Cloud services are different enough from traditional implementations that it’s important to set standards for performance in advance, then revise them as you learn more. You will always want to be able to compare the price/performance of an app which is running in the cloud to the performance you could expect from the same app when run on servers that you own and manage directly.

Set standards for page load time, time to first byte appearing onscreen, transactions initiated, transactions completed, and other measurements used for monitoring web app performance. Be prepared to compare app development time and ongoing support requirements for cloud and directly managed server implementations. This way, you can manage not only specific apps, but a portfolio of apps across different kinds of implementations.

Amazon Cloudwatch provides integrated monitoring for applications running on AWS. You can monitor resource utilization, application performance, and perform simple health checks. NGINX Plus adds advanced health checks and sophisticated, live activity monitoring. You can view the dashboard in NGINX Plus directly or connect NGINX Plus statistics to other dashboards and third‑party tools. You get stats for connections, requests, uptime and more – per server, per group, and across your entire deployment.

NGINX Plus has a graphical dashboard with key performance numbers

Tip 5 – Use a DevOps Approach in the Cloud

Using a DevOps approach – where application development and operations practices are unified to meet technical and business goals – is the new standard for effective use of the web. DevOps is even sometimes referred to as DevOpsSec, to include security architecture and real‑time responsiveness to breaches in the mix.

The goal of DevOps has been described simply: to “create a high freedom, high responsibility culture with less process”. Cloud implementations are uniquely suited to support a DevOps approach due to their flexibility, scalability, and easy access to modern tools.

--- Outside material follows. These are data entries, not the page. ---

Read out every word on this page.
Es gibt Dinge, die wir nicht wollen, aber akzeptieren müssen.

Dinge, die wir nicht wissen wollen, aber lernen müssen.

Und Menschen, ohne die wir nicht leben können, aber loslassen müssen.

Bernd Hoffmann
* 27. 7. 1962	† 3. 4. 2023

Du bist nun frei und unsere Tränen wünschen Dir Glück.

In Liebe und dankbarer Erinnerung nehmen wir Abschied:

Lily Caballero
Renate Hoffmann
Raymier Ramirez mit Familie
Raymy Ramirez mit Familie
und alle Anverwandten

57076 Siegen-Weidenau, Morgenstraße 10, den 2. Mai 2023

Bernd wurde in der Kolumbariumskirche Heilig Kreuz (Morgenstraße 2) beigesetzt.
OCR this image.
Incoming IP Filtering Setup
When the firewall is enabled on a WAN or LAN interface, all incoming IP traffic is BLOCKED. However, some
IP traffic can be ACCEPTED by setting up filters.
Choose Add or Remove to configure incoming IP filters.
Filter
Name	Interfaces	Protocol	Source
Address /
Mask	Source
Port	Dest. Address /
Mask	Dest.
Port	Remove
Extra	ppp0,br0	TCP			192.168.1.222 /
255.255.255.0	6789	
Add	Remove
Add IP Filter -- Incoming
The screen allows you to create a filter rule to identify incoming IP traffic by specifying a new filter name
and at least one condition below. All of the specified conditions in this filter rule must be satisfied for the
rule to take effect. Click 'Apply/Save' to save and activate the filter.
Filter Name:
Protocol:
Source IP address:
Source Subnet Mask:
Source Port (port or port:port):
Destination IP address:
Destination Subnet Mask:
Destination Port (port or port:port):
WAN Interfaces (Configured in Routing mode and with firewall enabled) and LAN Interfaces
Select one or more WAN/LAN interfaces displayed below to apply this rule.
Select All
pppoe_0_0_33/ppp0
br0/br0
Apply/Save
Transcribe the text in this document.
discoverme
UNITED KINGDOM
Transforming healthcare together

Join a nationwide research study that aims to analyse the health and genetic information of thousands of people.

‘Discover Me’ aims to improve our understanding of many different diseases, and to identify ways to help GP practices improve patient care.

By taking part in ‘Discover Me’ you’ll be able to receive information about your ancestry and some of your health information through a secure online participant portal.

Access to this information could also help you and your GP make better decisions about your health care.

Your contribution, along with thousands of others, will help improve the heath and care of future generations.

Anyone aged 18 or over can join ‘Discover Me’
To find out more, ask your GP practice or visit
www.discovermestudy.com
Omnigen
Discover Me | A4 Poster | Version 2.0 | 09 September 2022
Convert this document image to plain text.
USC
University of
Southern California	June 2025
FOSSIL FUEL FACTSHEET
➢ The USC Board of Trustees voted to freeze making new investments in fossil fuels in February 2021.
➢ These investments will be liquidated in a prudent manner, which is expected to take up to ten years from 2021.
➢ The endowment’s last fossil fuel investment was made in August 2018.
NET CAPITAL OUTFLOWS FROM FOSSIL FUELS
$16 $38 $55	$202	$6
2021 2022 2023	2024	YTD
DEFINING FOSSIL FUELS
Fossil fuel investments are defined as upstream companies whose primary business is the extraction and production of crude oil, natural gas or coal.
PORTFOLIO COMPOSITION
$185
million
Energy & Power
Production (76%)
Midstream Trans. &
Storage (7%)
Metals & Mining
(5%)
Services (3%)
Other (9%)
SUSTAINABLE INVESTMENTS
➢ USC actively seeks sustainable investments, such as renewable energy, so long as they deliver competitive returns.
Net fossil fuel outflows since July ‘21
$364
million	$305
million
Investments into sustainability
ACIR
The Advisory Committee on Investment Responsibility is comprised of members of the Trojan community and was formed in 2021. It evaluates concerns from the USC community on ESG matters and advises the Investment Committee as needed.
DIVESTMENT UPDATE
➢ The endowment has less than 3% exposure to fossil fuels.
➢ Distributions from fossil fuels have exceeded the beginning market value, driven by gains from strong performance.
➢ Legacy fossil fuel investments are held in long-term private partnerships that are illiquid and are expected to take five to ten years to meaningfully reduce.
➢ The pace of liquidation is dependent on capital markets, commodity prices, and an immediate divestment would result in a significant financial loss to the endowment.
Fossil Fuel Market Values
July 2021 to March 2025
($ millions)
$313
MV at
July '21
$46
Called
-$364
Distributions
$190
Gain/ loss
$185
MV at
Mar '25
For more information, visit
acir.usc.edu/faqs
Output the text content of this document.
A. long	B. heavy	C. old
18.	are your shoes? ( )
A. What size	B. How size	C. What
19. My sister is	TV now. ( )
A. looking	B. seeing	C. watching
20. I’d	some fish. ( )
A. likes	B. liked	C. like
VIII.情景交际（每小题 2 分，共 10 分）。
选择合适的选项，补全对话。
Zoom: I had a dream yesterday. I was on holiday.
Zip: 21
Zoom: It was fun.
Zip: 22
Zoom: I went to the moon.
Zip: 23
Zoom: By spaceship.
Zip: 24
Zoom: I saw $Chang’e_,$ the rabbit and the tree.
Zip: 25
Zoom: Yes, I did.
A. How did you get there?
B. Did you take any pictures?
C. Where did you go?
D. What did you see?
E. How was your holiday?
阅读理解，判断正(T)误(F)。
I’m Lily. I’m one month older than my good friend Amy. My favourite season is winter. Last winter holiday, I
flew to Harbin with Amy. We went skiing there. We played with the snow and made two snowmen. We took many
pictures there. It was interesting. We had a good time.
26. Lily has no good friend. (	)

You can try variations in your implementation quickly and easily, rapidly scale an app with nearly infinite resources as needed (very useful for testing), and use DevOps tools such as NGINX Pluss, Puppet, Chef, and Zookeeper. Difficult tasks such as comparing HTTP/1 performance to HTTP/2 performance are more easily accomplished in a cloud environment.

The key technique for supporting a DevOps approach to implementation is the use of a microservices architecture, which begins with refactoring monolithic applications into small, interconnected services. A microservices architecture is well suited to an AWS implementation, especially if you use load balancing, caching, ongoing monitoring, and a DevOps approach.

With AWS and NGINX Plus, you have robust monitoring tools (as described in the previous Tip); in any cloud implementation, you can quickly change code, tools, and implementation architecture. use this flexibility to implement a robust DevOps approach in your AWS environment.

You can use cloud implementations as a testbed for new approaches to application development and operations, pointing the way to changes for all the environments you use to deliver applications.

Conclusion

Getting the most out of your AWS implementation is hard work, but the results can be outstanding. By taking a thoughtful approach, you can reach goals that might be much harder to accomplish in a traditional implementation. And you can then flexibly use a combination of cloud and traditional flexibly to meet your long‑term goals.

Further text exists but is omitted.